Para nadie es un secreto las funciones que cumple este eje del departamento en una unidad policíal y mas aún del CICVP. En todo País el porcentaje de actos vandálicos lo llevan a cabo por personas que se dedican a robar, secuestrar, estafar, venta y distribución de drogas así como también asesinos. Cuando este grupo de delincuentes "se les sale de las manos" a la justicia, ella cobra por si sola.

¿Cómo lo hace? Simple.

Este grupo de "profesionales" de la seguridad, se encarga de hacerlos desaparecer a su manera, que no es otra forma, que asesinándolos. Si, después de lo ocurrido con mi hermano y al no entender nada de lo que pasó esa noche meses después de lo ocurrido con mi madre me vine a la capital, aún sin vivir el duelo de los dos seres a quien amaba, comencé a investigar sobre este cuerpo de funcionarios. Gracias a alguien cercano me encontré con la verdad.

No puedo creer que Caín sea uno de ellos.

Cain no puede ser uno de los hombres a quienes odio con todas mis fuerzas.

Recuerdo que en un tiempo lejano quise saber su profesión y me dijo que era entrenador deportivo. Varias veces quise saber de su desempeño y es aquí donde recuerdo, que en el tiempo que llevábamos saliendo el nunca fue detallista con lo que hacía. Una vez quise ir al gimnasio donde trabajaba y eso solo quedó en veremos.

También recuerdo un día cuando volvimos de la finca y el estaba enfermo, en esa ocasión al arreglar su ropa encontré un arma, pero no quise preguntar, porque sé que fue una falta de respeto violar su intimidad.

Sigo detallando cada foto y lo veo en distintas facetas, veo que en otras lleva uniforme azul de saco y corbata, en otras distingo a un Caín más jóven y hasta puedo detallar su identificación personal. Lo veo con el Padre de Rodrigo y algunos hombres más.

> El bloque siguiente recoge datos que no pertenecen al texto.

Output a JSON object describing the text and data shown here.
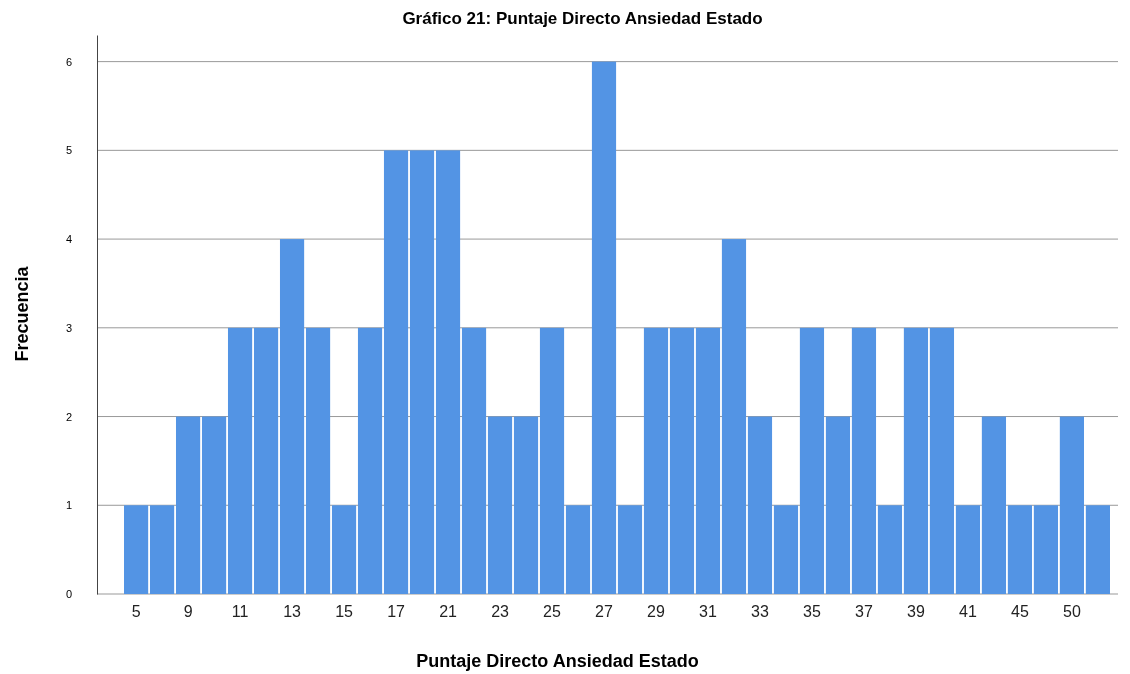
{
  "chart_data": {
    "type": "bar",
    "title": "Gráfico 21: Puntaje Directo Ansiedad Estado",
    "xlabel": "Puntaje Directo Ansiedad Estado",
    "ylabel": "Frecuencia",
    "categories": [
      "5",
      null,
      "9",
      null,
      "11",
      null,
      "13",
      null,
      "15",
      null,
      "17",
      null,
      "21",
      null,
      "23",
      null,
      "25",
      null,
      "27",
      null,
      "29",
      null,
      "31",
      null,
      "33",
      null,
      "35",
      null,
      "37",
      null,
      "39",
      null,
      "41",
      null,
      "45",
      null,
      "50",
      null
    ],
    "values": [
      1,
      1,
      2,
      2,
      3,
      3,
      4,
      3,
      1,
      3,
      5,
      5,
      5,
      3,
      2,
      2,
      3,
      1,
      6,
      1,
      3,
      3,
      3,
      4,
      2,
      1,
      3,
      2,
      3,
      1,
      3,
      3,
      1,
      2,
      1,
      1,
      2,
      1
    ],
    "color": "#5394e4",
    "ylim": [
      0,
      6.3
    ],
    "yticks": [
      0,
      1,
      2,
      3,
      4,
      5,
      6
    ],
    "grid": "y"
  }
}
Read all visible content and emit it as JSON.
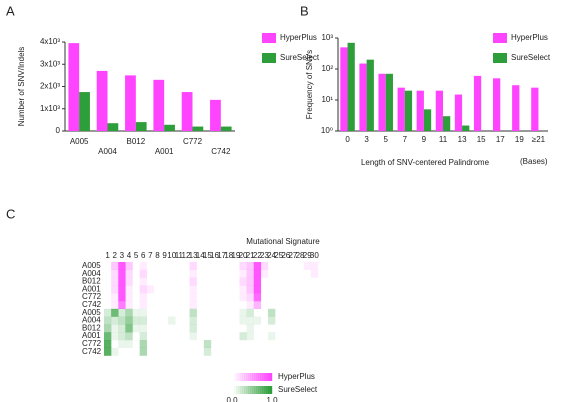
{
  "chart_data": [
    {
      "type": "bar",
      "panel_label": "A",
      "y_label": "Number of SNV/Indels",
      "categories": [
        "A005",
        "A004",
        "B012",
        "A001",
        "C772",
        "C742"
      ],
      "series": [
        {
          "name": "HyperPlus",
          "color": "#ff44ff",
          "values": [
            3950,
            2700,
            2500,
            2300,
            1750,
            1400
          ]
        },
        {
          "name": "SureSelect",
          "color": "#2e9e3a",
          "values": [
            1750,
            350,
            400,
            280,
            200,
            200
          ]
        }
      ],
      "ylim": [
        0,
        4000
      ],
      "yticks": [
        0,
        {
          "value": 1000,
          "label": "1x10³"
        },
        {
          "value": 2000,
          "label": "2x10³"
        },
        {
          "value": 3000,
          "label": "3x10³"
        },
        {
          "value": 4000,
          "label": "4x10³"
        }
      ]
    },
    {
      "type": "bar",
      "panel_label": "B",
      "y_label": "Frequency of SNVs",
      "x_label": "Length of SNV-centered Palindrome",
      "x_unit": "(Bases)",
      "categories": [
        "0",
        "3",
        "5",
        "7",
        "9",
        "11",
        "13",
        "15",
        "17",
        "19",
        "≥21"
      ],
      "series": [
        {
          "name": "HyperPlus",
          "color": "#ff44ff",
          "values": [
            500,
            150,
            70,
            25,
            20,
            20,
            15,
            60,
            50,
            30,
            25
          ]
        },
        {
          "name": "SureSelect",
          "color": "#2e9e3a",
          "values": [
            700,
            200,
            70,
            20,
            5,
            3,
            1.5,
            null,
            null,
            null,
            null
          ]
        }
      ],
      "log_scale": true,
      "ylim": [
        1,
        1000
      ],
      "yticks": [
        {
          "value": 1,
          "label": "10⁰"
        },
        {
          "value": 10,
          "label": "10¹"
        },
        {
          "value": 100,
          "label": "10²"
        },
        {
          "value": 1000,
          "label": "10³"
        }
      ]
    },
    {
      "type": "heatmap",
      "panel_label": "C",
      "title": "Mutational Signature",
      "x": [
        1,
        2,
        3,
        4,
        5,
        6,
        7,
        8,
        9,
        10,
        11,
        12,
        13,
        14,
        15,
        16,
        17,
        18,
        19,
        20,
        21,
        22,
        23,
        24,
        25,
        26,
        27,
        28,
        29,
        30
      ],
      "series": [
        {
          "name": "HyperPlus",
          "color": "#ff44ff",
          "rows": [
            "A005",
            "A004",
            "B012",
            "A001",
            "C772",
            "C742"
          ],
          "values": [
            [
              0,
              0.3,
              0.9,
              0.3,
              0,
              0.1,
              0,
              0,
              0,
              0,
              0,
              0,
              0.2,
              0,
              0,
              0,
              0,
              0,
              0,
              0.2,
              0.3,
              0.9,
              0.2,
              0,
              0,
              0,
              0,
              0,
              0.1,
              0.1
            ],
            [
              0,
              0.2,
              0.9,
              0.2,
              0,
              0.2,
              0,
              0,
              0,
              0,
              0,
              0,
              0.1,
              0,
              0,
              0,
              0,
              0,
              0,
              0.1,
              0.3,
              0.9,
              0.1,
              0,
              0,
              0,
              0,
              0,
              0,
              0.1
            ],
            [
              0,
              0.2,
              0.9,
              0.2,
              0,
              0.1,
              0,
              0,
              0,
              0,
              0,
              0,
              0.2,
              0,
              0,
              0,
              0,
              0,
              0,
              0.2,
              0.3,
              0.9,
              0,
              0,
              0,
              0,
              0,
              0,
              0,
              0
            ],
            [
              0,
              0.2,
              0.9,
              0.1,
              0,
              0.2,
              0.1,
              0,
              0,
              0,
              0,
              0,
              0.1,
              0,
              0,
              0,
              0,
              0,
              0,
              0.1,
              0.3,
              0.9,
              0,
              0,
              0,
              0,
              0,
              0,
              0,
              0
            ],
            [
              0,
              0.1,
              0.9,
              0.1,
              0,
              0.1,
              0,
              0,
              0,
              0,
              0,
              0,
              0.1,
              0,
              0,
              0,
              0,
              0,
              0,
              0.1,
              0.2,
              0.8,
              0,
              0,
              0,
              0,
              0,
              0,
              0,
              0
            ],
            [
              0,
              0.1,
              0.7,
              0.1,
              0,
              0.1,
              0,
              0,
              0,
              0,
              0,
              0,
              0.1,
              0,
              0,
              0,
              0,
              0,
              0,
              0,
              0.1,
              0.4,
              0,
              0,
              0,
              0,
              0,
              0,
              0,
              0
            ]
          ]
        },
        {
          "name": "SureSelect",
          "color": "#2e9e3a",
          "rows": [
            "A005",
            "A004",
            "B012",
            "A001",
            "C772",
            "C742"
          ],
          "values": [
            [
              0.2,
              0.7,
              0.2,
              0.4,
              0.1,
              0.1,
              0,
              0,
              0,
              0,
              0,
              0,
              0.3,
              0,
              0,
              0,
              0,
              0,
              0,
              0.1,
              0.2,
              0,
              0,
              0.3,
              0,
              0,
              0,
              0,
              0,
              0
            ],
            [
              0.3,
              0.2,
              0.3,
              0.5,
              0.2,
              0.2,
              0,
              0,
              0,
              0.1,
              0,
              0,
              0.2,
              0,
              0,
              0,
              0,
              0,
              0,
              0.1,
              0.1,
              0.1,
              0,
              0.2,
              0,
              0,
              0,
              0,
              0,
              0
            ],
            [
              0.4,
              0.1,
              0.2,
              0.6,
              0.1,
              0.1,
              0,
              0,
              0,
              0,
              0,
              0,
              0.2,
              0,
              0,
              0,
              0,
              0,
              0,
              0,
              0.1,
              0,
              0,
              0,
              0,
              0,
              0,
              0,
              0,
              0
            ],
            [
              0.7,
              0.1,
              0.2,
              0.3,
              0,
              0.2,
              0,
              0,
              0,
              0,
              0,
              0,
              0.1,
              0,
              0,
              0,
              0,
              0,
              0,
              0.2,
              0.1,
              0,
              0,
              0.1,
              0,
              0,
              0,
              0,
              0,
              0
            ],
            [
              0.8,
              0,
              0.1,
              0.1,
              0,
              0.4,
              0,
              0,
              0,
              0,
              0,
              0,
              0,
              0,
              0.3,
              0,
              0,
              0,
              0,
              0,
              0,
              0,
              0,
              0,
              0,
              0,
              0,
              0,
              0,
              0
            ],
            [
              0.8,
              0.1,
              0,
              0,
              0,
              0.4,
              0,
              0,
              0,
              0,
              0,
              0,
              0,
              0,
              0.2,
              0,
              0,
              0,
              0,
              0,
              0,
              0,
              0,
              0,
              0,
              0,
              0,
              0,
              0,
              0
            ]
          ]
        }
      ],
      "zlim": [
        0,
        1
      ],
      "colorbar_ticks": [
        {
          "value": 0,
          "label": "0.0"
        },
        {
          "value": 1,
          "label": "1.0"
        }
      ]
    }
  ]
}
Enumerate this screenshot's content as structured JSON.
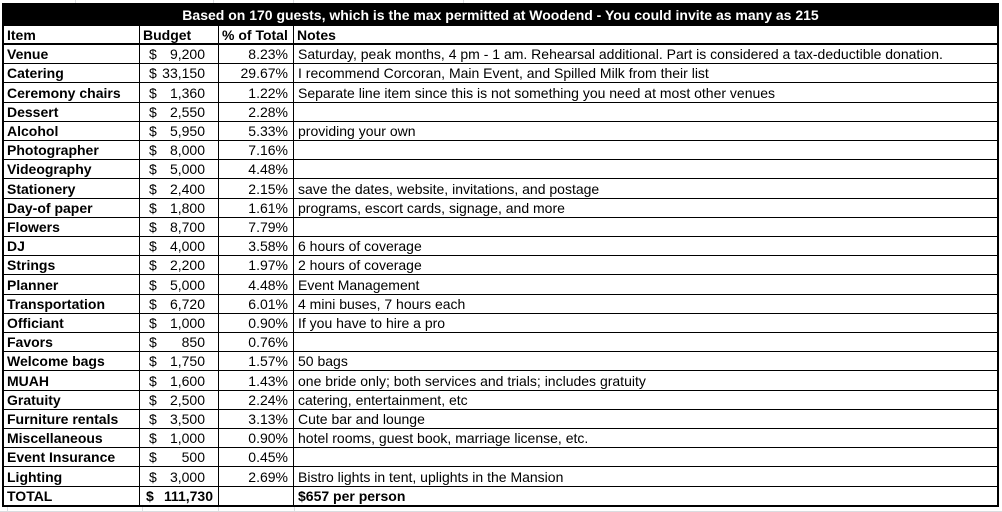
{
  "title": "Based on 170 guests, which is the max permitted at Woodend - You could invite as many as 215",
  "columns": {
    "item": "Item",
    "budget": "Budget",
    "pct": "% of Total",
    "notes": "Notes"
  },
  "currency_symbol": "$",
  "colors": {
    "title_bg": "#000000",
    "title_fg": "#ffffff",
    "border": "#000000",
    "gridline": "#dadce0"
  },
  "rows": [
    {
      "item": "Venue",
      "budget": "9,200",
      "pct": "8.23%",
      "notes": "Saturday, peak months, 4 pm - 1 am. Rehearsal additional. Part is considered a tax-deductible donation."
    },
    {
      "item": "Catering",
      "budget": "33,150",
      "pct": "29.67%",
      "notes": "I recommend Corcoran, Main Event, and Spilled Milk from their list"
    },
    {
      "item": "Ceremony chairs",
      "budget": "1,360",
      "pct": "1.22%",
      "notes": "Separate line item since this is not something you need at most other venues"
    },
    {
      "item": "Dessert",
      "budget": "2,550",
      "pct": "2.28%",
      "notes": ""
    },
    {
      "item": "Alcohol",
      "budget": "5,950",
      "pct": "5.33%",
      "notes": "providing your own"
    },
    {
      "item": "Photographer",
      "budget": "8,000",
      "pct": "7.16%",
      "notes": ""
    },
    {
      "item": "Videography",
      "budget": "5,000",
      "pct": "4.48%",
      "notes": ""
    },
    {
      "item": "Stationery",
      "budget": "2,400",
      "pct": "2.15%",
      "notes": "save the dates, website, invitations, and postage"
    },
    {
      "item": "Day-of paper",
      "budget": "1,800",
      "pct": "1.61%",
      "notes": "programs, escort cards, signage, and more"
    },
    {
      "item": "Flowers",
      "budget": "8,700",
      "pct": "7.79%",
      "notes": ""
    },
    {
      "item": "DJ",
      "budget": "4,000",
      "pct": "3.58%",
      "notes": "6 hours of coverage"
    },
    {
      "item": "Strings",
      "budget": "2,200",
      "pct": "1.97%",
      "notes": "2 hours of coverage"
    },
    {
      "item": "Planner",
      "budget": "5,000",
      "pct": "4.48%",
      "notes": "Event Management"
    },
    {
      "item": "Transportation",
      "budget": "6,720",
      "pct": "6.01%",
      "notes": "4 mini buses, 7 hours each"
    },
    {
      "item": "Officiant",
      "budget": "1,000",
      "pct": "0.90%",
      "notes": "If you have to hire a pro"
    },
    {
      "item": "Favors",
      "budget": "850",
      "pct": "0.76%",
      "notes": ""
    },
    {
      "item": "Welcome bags",
      "budget": "1,750",
      "pct": "1.57%",
      "notes": "50 bags"
    },
    {
      "item": "MUAH",
      "budget": "1,600",
      "pct": "1.43%",
      "notes": "one bride only; both services and trials; includes gratuity"
    },
    {
      "item": "Gratuity",
      "budget": "2,500",
      "pct": "2.24%",
      "notes": "catering, entertainment, etc"
    },
    {
      "item": "Furniture rentals",
      "budget": "3,500",
      "pct": "3.13%",
      "notes": "Cute bar and lounge"
    },
    {
      "item": "Miscellaneous",
      "budget": "1,000",
      "pct": "0.90%",
      "notes": "hotel rooms, guest book, marriage license, etc."
    },
    {
      "item": "Event Insurance",
      "budget": "500",
      "pct": "0.45%",
      "notes": ""
    },
    {
      "item": "Lighting",
      "budget": "3,000",
      "pct": "2.69%",
      "notes": "Bistro lights in tent, uplights in the Mansion"
    }
  ],
  "total": {
    "item": "TOTAL",
    "budget": "111,730",
    "pct": "",
    "notes": "$657 per person"
  }
}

Sé que Roberto Marchán es un funcionario policial, porque un día de clases, Rodrigo me lo hizo saber pero no sabía que eran colegas.

Caín es un Policía de inteligencia.

Un funcionario igual que los que mataron a mi hermano.

Caín es un asesino.

Y es mi esposo.

Con este último pensamiento siento mis lágrimas rodar por mis mejillas hasta que de repente comienzo a perder el conocimiento y en medio de la oscuridad ya no siento este dolor tan fuerte en mi pecho. Un dolor que queda minimizando en la inconsciencia de un desmayo.